11 Şubat 2011 Cuma

Vizesiz Avrupa-Genel Özet


Vizesiz Avrupa Yolu Kimlere ve Hangi Ülkelere Açık?
Yrd. Doç. Dr. Hamdi Pınar, LL.M.Bilkent Üniversitesi Hukuk Fakültesi Öğretim Üyesi  
(1)     ATAD, ilk kez 2000 yılında verdiği “Savaş” kararıyla topluluk ve Türkiye arasında imzalanan ve 1 Ocak 1973... tarihinde yürürlüğe giren Katma Protokol'ün 41. maddesinin 1. fıkrasının doğrudan etkisini kabul etmişti.
(2)     Avrupa Toplulukları Adalet Divanı (ATAD) 20 Eylül 2007 tarihinde Türkler lehine çok önemil olan “Tüm ve Darı” kararını vermiştir.
(3)     Bu kararla ATAD ilk girişte vizenin üye ülkenin yetkisinde olup olmadığı konusu artık tartışmaya yer bırakmayacak şekilde Türkler lehine çözmüştür.
(4)     Dava konusu somut olayda İngiltere’nin 1973’den önce vize istemediği halde daha sonra Türk vatandaşlarından vize istemesinin Katma Protokol hükmüne aykırı olduğu belirtilmiştir.
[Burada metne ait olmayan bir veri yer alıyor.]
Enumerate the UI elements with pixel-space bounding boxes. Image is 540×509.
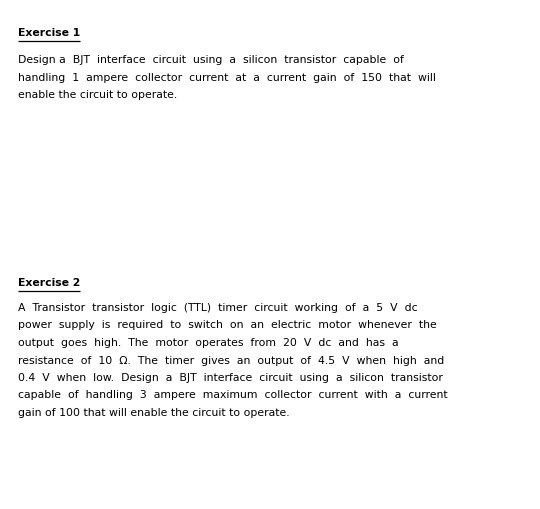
Text: gain of 100 that will enable the circuit to operate.: gain of 100 that will enable the circuit… [18,408,289,418]
Text: enable the circuit to operate.: enable the circuit to operate. [18,90,177,100]
Text: Exercise 2: Exercise 2 [18,278,80,288]
Text: power  supply  is  required  to  switch  on  an  electric  motor  whenever  the: power supply is required to switch on an… [18,321,437,330]
Text: A  Transistor  transistor  logic  (TTL)  timer  circuit  working  of  a  5  V  d: A Transistor transistor logic (TTL) time… [18,303,417,313]
Text: output  goes  high.  The  motor  operates  from  20  V  dc  and  has  a: output goes high. The motor operates fro… [18,338,399,348]
Text: 0.4  V  when  low.  Design  a  BJT  interface  circuit  using  a  silicon  trans: 0.4 V when low. Design a BJT interface c… [18,373,443,383]
Text: resistance  of  10  Ω.  The  timer  gives  an  output  of  4.5  V  when  high  a: resistance of 10 Ω. The timer gives an o… [18,355,444,365]
Text: Exercise 1: Exercise 1 [18,28,80,38]
Text: capable  of  handling  3  ampere  maximum  collector  current  with  a  current: capable of handling 3 ampere maximum col… [18,390,448,401]
Text: handling  1  ampere  collector  current  at  a  current  gain  of  150  that  wi: handling 1 ampere collector current at a… [18,72,436,82]
Text: Design a  BJT  interface  circuit  using  a  silicon  transistor  capable  of: Design a BJT interface circuit using a s… [18,55,404,65]
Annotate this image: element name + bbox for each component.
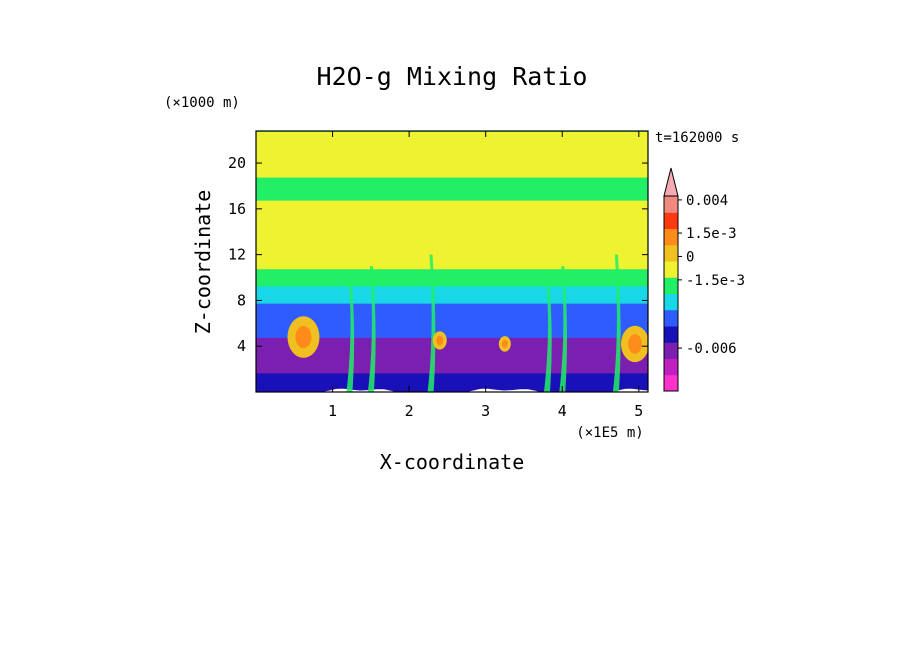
x-axis: 1 2 3 4 5 — [328, 131, 643, 420]
colorbar-tick-label: -1.5e-3 — [686, 273, 745, 289]
plume — [427, 254, 436, 392]
colorbar-swatch — [664, 293, 678, 311]
y-tick-label: 16 — [228, 200, 246, 218]
colorbar-swatch — [664, 358, 678, 376]
colorbar-swatch — [664, 309, 678, 327]
chart-title: H2O-g Mixing Ratio — [317, 62, 588, 91]
y-axis: 4 8 12 16 20 — [228, 154, 648, 355]
plume — [346, 277, 355, 392]
y-unit-label: (×1000 m) — [164, 95, 240, 111]
moist-core — [295, 325, 312, 349]
colorbar-extend-triangle — [663, 167, 679, 197]
plot-area — [256, 131, 648, 392]
plume — [543, 277, 552, 392]
x-tick-label: 4 — [558, 402, 567, 420]
moist-core — [501, 339, 508, 349]
colorbar-swatch — [664, 212, 678, 229]
x-unit-label: (×1E5 m) — [576, 425, 643, 441]
colorbar-swatch — [664, 326, 678, 343]
x-tick-label: 5 — [634, 402, 643, 420]
colorbar-swatch — [664, 228, 678, 246]
colorbar-tick-label: 1.5e-3 — [686, 226, 737, 242]
colorbar-swatch — [664, 342, 678, 359]
plume — [612, 254, 621, 392]
colorbar-swatch — [664, 244, 678, 262]
colorbar-tick-label: 0.004 — [686, 193, 728, 209]
time-label: t=162000 s — [655, 130, 739, 146]
x-tick-label: 2 — [405, 402, 414, 420]
plume — [559, 266, 568, 392]
y-tick-label: 4 — [237, 337, 246, 355]
plot-frame — [255, 130, 649, 393]
x-tick-label: 1 — [328, 402, 337, 420]
colorbar-swatch — [664, 277, 678, 294]
colorbar-tick-label: 0 — [686, 249, 694, 265]
x-axis-label: X-coordinate — [380, 450, 525, 474]
moist-core — [627, 334, 642, 354]
y-tick-label: 20 — [228, 154, 246, 172]
colorbar: 0.004 1.5e-3 0 -1.5e-3 -0.006 — [663, 167, 745, 392]
colorbar-swatch — [664, 196, 678, 213]
x-tick-label: 3 — [481, 402, 490, 420]
y-axis-label: Z-coordinate — [191, 190, 215, 335]
colorbar-frame — [663, 195, 679, 392]
colorbar-tick-label: -0.006 — [686, 341, 737, 357]
moist-core — [436, 335, 444, 346]
plume — [367, 266, 376, 392]
colorbar-swatch — [664, 261, 678, 278]
y-tick-label: 8 — [237, 291, 246, 309]
colorbar-swatch — [664, 374, 678, 392]
y-tick-label: 12 — [228, 246, 246, 264]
Yani artık İngiltere Türk vatandaşalarından vize talep edemeyecektir.
(5)     ATAD’ın “Tüm ve Darı” kararı AB üyesi ülkelerin tek tek ele alınıp Katma Protokol’ün yürürlüğe giriş tarihi olan 1 Ocak 1973’e göre o üye ülkedeki önceki ve sonraki düzünlemeleri karşılaştırıp, o üye tarafından iç hukuk düzenlemelerinde Türk vatandaşları aleyhine yeni bir sınırlama getirilip getirilmediğine bakmak gerekir.
(6)     19 Şubat 2009 tarihli “Soysal” kararı ile 2007'deki ATAD'ın en yeni kararı olan Soysal'da yukarıdaki görüşleri teyit etmek dışında AB Komisyonu'nun Schengen Vizesi konusundaki itirazı da reddedilmiştir.
(7)     AB üyesi ülkelerin Türk vatandaşları için vize zorunluluğu getirdikleri tarih dikkate alındığında Türk vatandaşlarından vizesiz giriş hakkı tanımak zorunda olan 12 AB üyesi şunlardır: Almanya, Belçika, Danimarka, Fransa, Hollanda, İngiltere, İrlanda, İspanya, İtalya, Lüksemburg, Portekiz ve Yunanistan.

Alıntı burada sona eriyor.